McAdam has put Verizon Wireless on a course to support non-Verizon devices and applications, a major departure for the historically closed carrier. “If we move out five or ten years, we should be able to take our phone and change from carrier to carrier,” said independent analyst Jeff Kagan. “Verizon started that ball rolling. As soon as they said it, all the carriers jumped in and said they were doing the same thing.”
GSM networks (like AT&T and T-Mobile) are already somewhat open by design, but Verizon’s announcement still has weight. “In terms of leadership, this announcement is an important step because it creates some pressure on the industry to open up the mobile Internet,” said IDC analyst Karsten Weide.
McAdam also led Verizon Wireless to be the first national carrier with an “unlimited” plan, with AT&T and T-Mobile announcing similar plans on the same day and Sprint’s version following a week later. “Sprint offers a more comprehensive plan than Verizon, but the fact that [Verizon] came out ahead of time spoiled the party for Sprint a little,” Gartner analyst Tole Heart suggested.
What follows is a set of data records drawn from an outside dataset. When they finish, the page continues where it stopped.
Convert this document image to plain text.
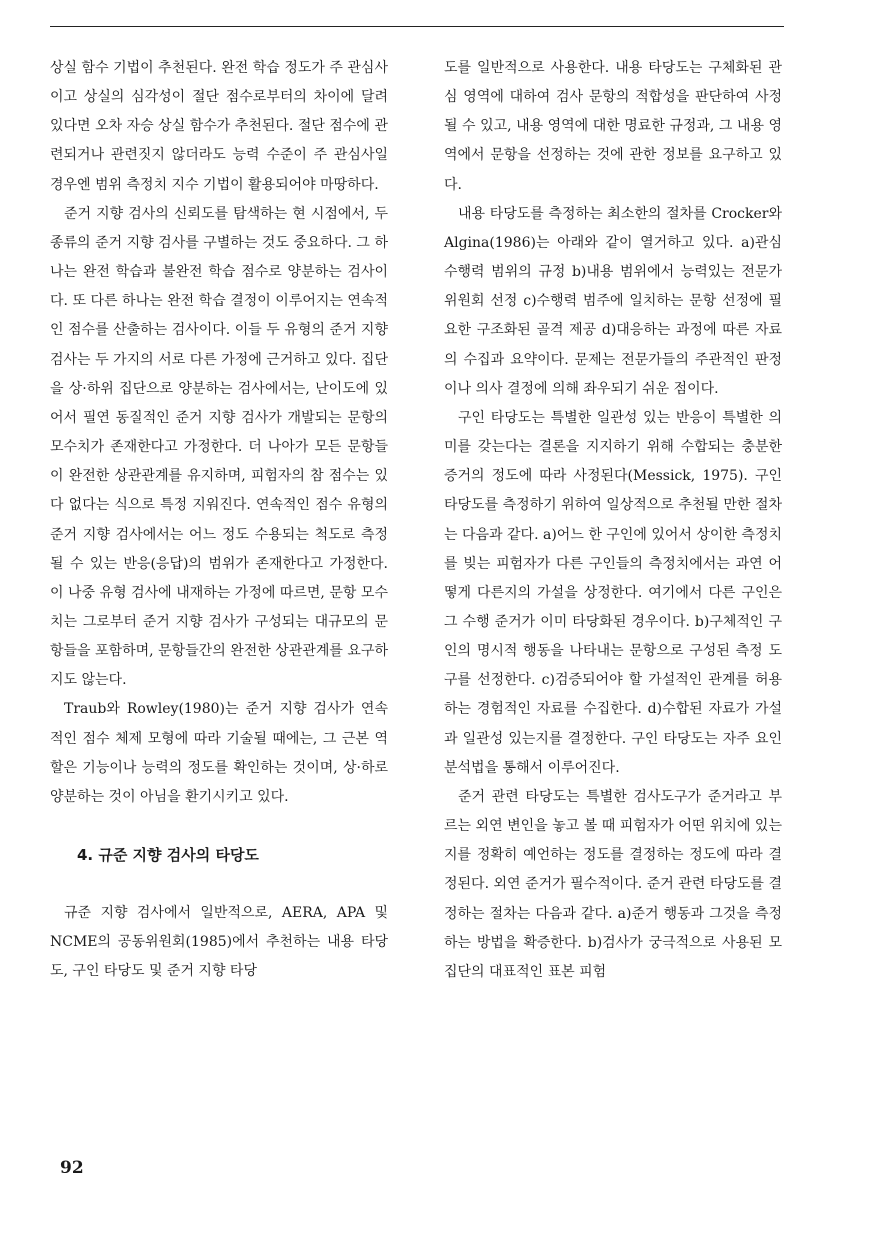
상실 함수 기법이 추천된다. 완전 학습 정도가 주 관심사이고 상실의 심각성이 절단 점수로부터의 차이에 달려 있다면 오차 자승 상실 함수가 추천된다. 절단 점수에 관련되거나 관련짓지 않더라도 능력 수준이 주 관심사일 경우엔 범위 측정치 지수 기법이 활용되어야 마땅하다.

준거 지향 검사의 신뢰도를 탐색하는 현 시점에서, 두 종류의 준거 지향 검사를 구별하는 것도 중요하다. 그 하나는 완전 학습과 불완전 학습 점수로 양분하는 검사이다. 또 다른 하나는 완전 학습 결정이 이루어지는 연속적인 점수를 산출하는 검사이다. 이들 두 유형의 준거 지향 검사는 두 가지의 서로 다른 가정에 근거하고 있다. 집단을 상·하위 집단으로 양분하는 검사에서는, 난이도에 있어서 필연 동질적인 준거 지향 검사가 개발되는 문항의 모수치가 존재한다고 가정한다. 더 나아가 모든 문항들이 완전한 상관관계를 유지하며, 피험자의 참 점수는 있다 없다는 식으로 특정 지워진다. 연속적인 점수 유형의 준거 지향 검사에서는 어느 정도 수용되는 척도로 측정될 수 있는 반응(응답)의 범위가 존재한다고 가정한다. 이 나중 유형 검사에 내재하는 가정에 따르면, 문항 모수치는 그로부터 준거 지향 검사가 구성되는 대규모의 문항들을 포함하며, 문항들간의 완전한 상관관계를 요구하지도 않는다.

Traub와 Rowley(1980)는 준거 지향 검사가 연속적인 점수 체제 모형에 따라 기술될 때에는, 그 근본 역할은 기능이나 능력의 정도를 확인하는 것이며, 상·하로 양분하는 것이 아님을 환기시키고 있다.

4. 규준 지향 검사의 타당도

규준 지향 검사에서 일반적으로, AERA, APA 및 NCME의 공동위원회(1985)에서 추천하는 내용 타당도, 구인 타당도 및 준거 지향 타당

도를 일반적으로 사용한다. 내용 타당도는 구체화된 관심 영역에 대하여 검사 문항의 적합성을 판단하여 사정될 수 있고, 내용 영역에 대한 명료한 규정과, 그 내용 영역에서 문항을 선정하는 것에 관한 정보를 요구하고 있다.

내용 타당도를 측정하는 최소한의 절차를 Crocker와 Algina(1986)는 아래와 같이 열거하고 있다. a)관심 수행력 범위의 규정 b)내용 범위에서 능력있는 전문가 위원회 선정 c)수행력 범주에 일치하는 문항 선정에 필요한 구조화된 골격 제공 d)대응하는 과정에 따른 자료의 수집과 요약이다. 문제는 전문가들의 주관적인 판정이나 의사 결정에 의해 좌우되기 쉬운 점이다.

구인 타당도는 특별한 일관성 있는 반응이 특별한 의미를 갖는다는 결론을 지지하기 위해 수합되는 충분한 증거의 정도에 따라 사정된다(Messick, 1975). 구인 타당도를 측정하기 위하여 일상적으로 추천될 만한 절차는 다음과 같다. a)어느 한 구인에 있어서 상이한 측정치를 빚는 피험자가 다른 구인들의 측정치에서는 과연 어떻게 다른지의 가설을 상정한다. 여기에서 다른 구인은 그 수행 준거가 이미 타당화된 경우이다. b)구체적인 구인의 명시적 행동을 나타내는 문항으로 구성된 측정 도구를 선정한다. c)검증되어야 할 가설적인 관계를 허용하는 경험적인 자료를 수집한다. d)수합된 자료가 가설과 일관성 있는지를 결정한다. 구인 타당도는 자주 요인 분석법을 통해서 이루어진다.

준거 관련 타당도는 특별한 검사도구가 준거라고 부르는 외연 변인을 놓고 볼 때 피험자가 어떤 위치에 있는지를 정확히 예언하는 정도를 결정하는 정도에 따라 결정된다. 외연 준거가 필수적이다. 준거 관련 타당도를 결정하는 절차는 다음과 같다. a)준거 행동과 그것을 측정하는 방법을 확증한다. b)검사가 궁극적으로 사용된 모집단의 대표적인 표본 피험

92
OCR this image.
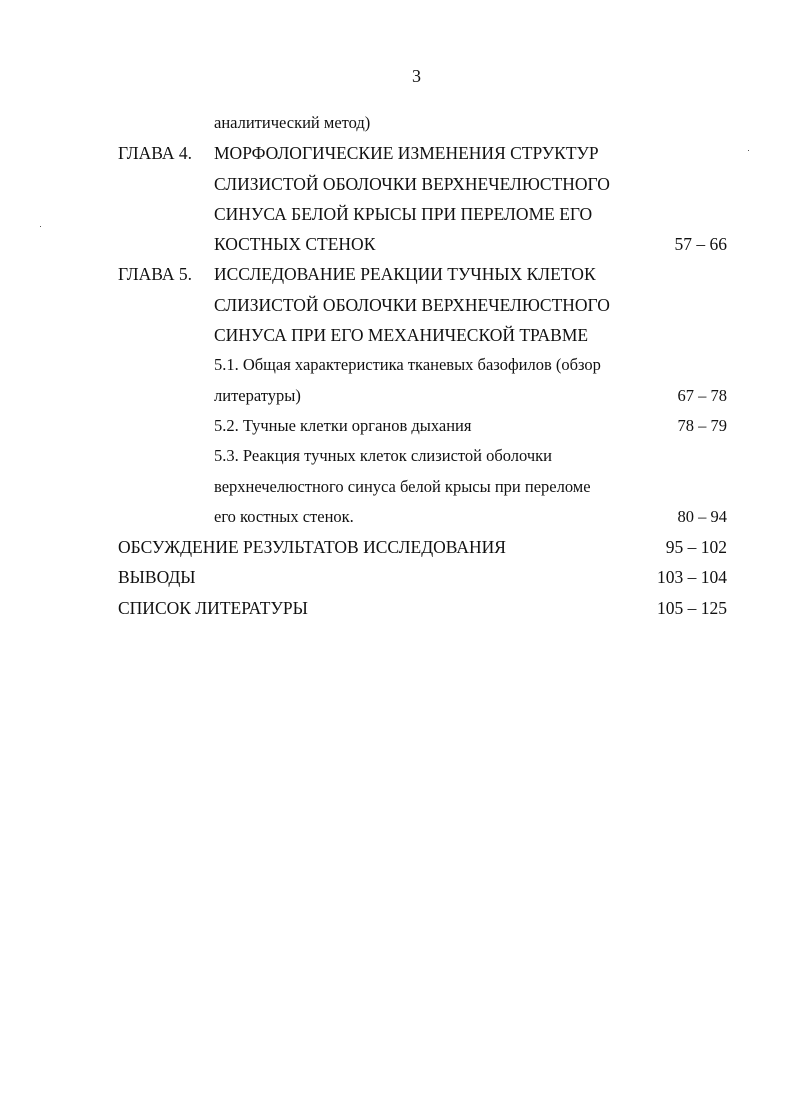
3
аналитический метод)
ГЛАВА 4. МОРФОЛОГИЧЕСКИЕ ИЗМЕНЕНИЯ СТРУКТУР
СЛИЗИСТОЙ ОБОЛОЧКИ ВЕРХНЕЧЕЛЮСТНОГО
СИНУСА БЕЛОЙ КРЫСЫ ПРИ ПЕРЕЛОМЕ ЕГО
КОСТНЫХ СТЕНОК	57 – 66
ГЛАВА 5. ИССЛЕДОВАНИЕ РЕАКЦИИ ТУЧНЫХ КЛЕТОК
СЛИЗИСТОЙ ОБОЛОЧКИ ВЕРХНЕЧЕЛЮСТНОГО
СИНУСА ПРИ ЕГО МЕХАНИЧЕСКОЙ ТРАВМЕ
5.1. Общая характеристика тканевых базофилов (обзор
литературы)	67 – 78
5.2. Тучные клетки органов дыхания	78 – 79
5.3. Реакция тучных клеток слизистой оболочки
верхнечелюстного синуса белой крысы при переломе
его костных стенок.	80 – 94
ОБСУЖДЕНИЕ РЕЗУЛЬТАТОВ ИССЛЕДОВАНИЯ	95 – 102
ВЫВОДЫ	103 – 104
СПИСОК ЛИТЕРАТУРЫ	105 – 125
“It changed the wireless world,” Kagan said. “Could you say it was Verizon who started it? Or was it Dan Hesse [Sprint’s CEO, who had been quoted considering the move earlier]? I don’t know . . . but Verizon was first.”
Another far-reaching decision was to use LTE technology for 4G, effectively abandoning the carrier’s CDMA heritage and bringing it more in line with the rest of the world. “There are lots of advantages,” Heart said, citing greater handset selection, global roaming, and lower equipment costs among them.
McAdam will be leveraging Verizon Wireless’ recent $9.36 billion 700-MHz auction bounty to roll out the network beginning in 2010, which the company has said will bring “a tidal wave of innovation” to the wireless space.